Eleonora e Bianca riam e jogavam os cabelos para o lado e fingiam estar distraídas quando Matteo chegou perto para cumprimentá-las. Para Lúcia, apesar da cena vergonhosa, até atendia o comportamento das irmãs, afinal, se tratava da visita do dono de um Banco.
Matteo Bellandi era o único que as fazia baixar o tom de voz. Alto, postura impecável, terno sob medida, sorriso fácil. Tinha os cabelos castanhos ondulados, sempre penteados de forma despreocupadamente elegante, e olhos cor de âmbar, que variavam entre o dourado e o mel, dependendo da luz. Filho de Giulio Bellandi, presidente do Banco San Costanzo, uma instituição antiga, tradicional e que, nos bastidores, lavava dinheiro para metade da máfia do norte da Itália.
Matteo era o herdeiro direto. Jovem, rico e irresistível. Mas ao contrário do que esperavam, não se deixava prender por mulheres que agiam como donzelas famintas por poder.
Ele só tinha olhos para uma: Lúcia. Justo aquele que não poderia ter.
Lucia mal viu o tempo passar quando deixou de lado as irmãs histéricas e voltou sua atenção para o livro em sua mão. A metamorfose, de Franz Kafka. Um de seus muitos autores favoritos.
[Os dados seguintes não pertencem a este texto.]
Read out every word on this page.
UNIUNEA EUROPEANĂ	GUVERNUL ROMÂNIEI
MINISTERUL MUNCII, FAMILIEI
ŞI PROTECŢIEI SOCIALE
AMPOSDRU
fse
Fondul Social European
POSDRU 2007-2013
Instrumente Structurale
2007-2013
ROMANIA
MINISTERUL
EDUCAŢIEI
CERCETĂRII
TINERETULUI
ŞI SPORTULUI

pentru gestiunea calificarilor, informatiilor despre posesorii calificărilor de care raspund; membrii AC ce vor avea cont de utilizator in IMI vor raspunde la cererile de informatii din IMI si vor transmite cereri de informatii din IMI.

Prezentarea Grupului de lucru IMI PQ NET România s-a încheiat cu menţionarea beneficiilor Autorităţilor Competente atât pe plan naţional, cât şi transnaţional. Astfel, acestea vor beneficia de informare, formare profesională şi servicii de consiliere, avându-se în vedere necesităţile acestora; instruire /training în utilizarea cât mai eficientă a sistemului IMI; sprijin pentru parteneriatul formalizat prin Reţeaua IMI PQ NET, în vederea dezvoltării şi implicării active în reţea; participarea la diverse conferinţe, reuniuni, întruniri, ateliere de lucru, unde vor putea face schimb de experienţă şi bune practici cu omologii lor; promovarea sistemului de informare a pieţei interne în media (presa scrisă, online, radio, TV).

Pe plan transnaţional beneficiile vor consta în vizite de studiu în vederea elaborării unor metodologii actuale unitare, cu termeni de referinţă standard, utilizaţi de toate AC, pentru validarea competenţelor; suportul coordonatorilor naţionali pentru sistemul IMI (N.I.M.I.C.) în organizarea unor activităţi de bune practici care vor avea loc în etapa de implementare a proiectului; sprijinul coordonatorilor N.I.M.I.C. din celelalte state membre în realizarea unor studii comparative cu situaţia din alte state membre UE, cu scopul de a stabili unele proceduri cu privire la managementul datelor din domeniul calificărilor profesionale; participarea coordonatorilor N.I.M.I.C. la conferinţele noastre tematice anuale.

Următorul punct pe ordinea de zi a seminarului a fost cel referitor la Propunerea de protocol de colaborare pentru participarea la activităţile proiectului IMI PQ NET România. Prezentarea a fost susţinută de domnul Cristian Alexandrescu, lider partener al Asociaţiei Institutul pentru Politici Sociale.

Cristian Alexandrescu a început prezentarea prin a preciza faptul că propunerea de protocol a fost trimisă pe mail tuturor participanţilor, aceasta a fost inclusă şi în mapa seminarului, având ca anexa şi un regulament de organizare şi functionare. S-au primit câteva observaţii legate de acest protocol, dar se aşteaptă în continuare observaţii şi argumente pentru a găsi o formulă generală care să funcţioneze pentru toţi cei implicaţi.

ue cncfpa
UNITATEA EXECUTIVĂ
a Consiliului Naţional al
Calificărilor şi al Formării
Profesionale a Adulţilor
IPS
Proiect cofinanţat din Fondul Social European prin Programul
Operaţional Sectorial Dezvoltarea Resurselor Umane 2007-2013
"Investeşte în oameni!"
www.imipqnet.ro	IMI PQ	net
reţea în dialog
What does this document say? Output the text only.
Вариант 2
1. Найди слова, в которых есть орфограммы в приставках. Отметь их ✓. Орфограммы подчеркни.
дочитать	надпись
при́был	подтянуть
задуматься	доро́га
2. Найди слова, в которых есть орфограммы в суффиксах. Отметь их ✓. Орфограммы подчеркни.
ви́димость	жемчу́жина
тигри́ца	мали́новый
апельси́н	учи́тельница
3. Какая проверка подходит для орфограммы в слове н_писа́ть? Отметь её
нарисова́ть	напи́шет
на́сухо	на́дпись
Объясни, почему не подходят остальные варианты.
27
E agora esse livro entrou para a sua biblioteca pessoal também. Talvez, ela, em parte, se identificasse com Gregor Samsa, que, era valorizado como um objeto, como um meio para o fim.
No entanto, para ela, ser transformada em um inseto não seria tão ruim, ao menos aproveitaria mais da vida.
— Você vai me ignorar de novo? Assim como fez da última vez? — A voz grossa e masculina de Matteo ressoou em meio ao jardim, tirando Lúcia de seus pensamentos.
Ela ergueu os olhos, a expressão neutra.
— Estou lendo. E você está interrompendo — Ela disse, simplista e sem rodeios.
Ele sorriu.
— Sabia que você é a única pessoa que fala comigo como se eu não fosse filho do dono de um império bancário?
Ela fechou o livro com calma, encarando-o.
— E isso é algum tipo de crime por acaso? — Questionou, irônica.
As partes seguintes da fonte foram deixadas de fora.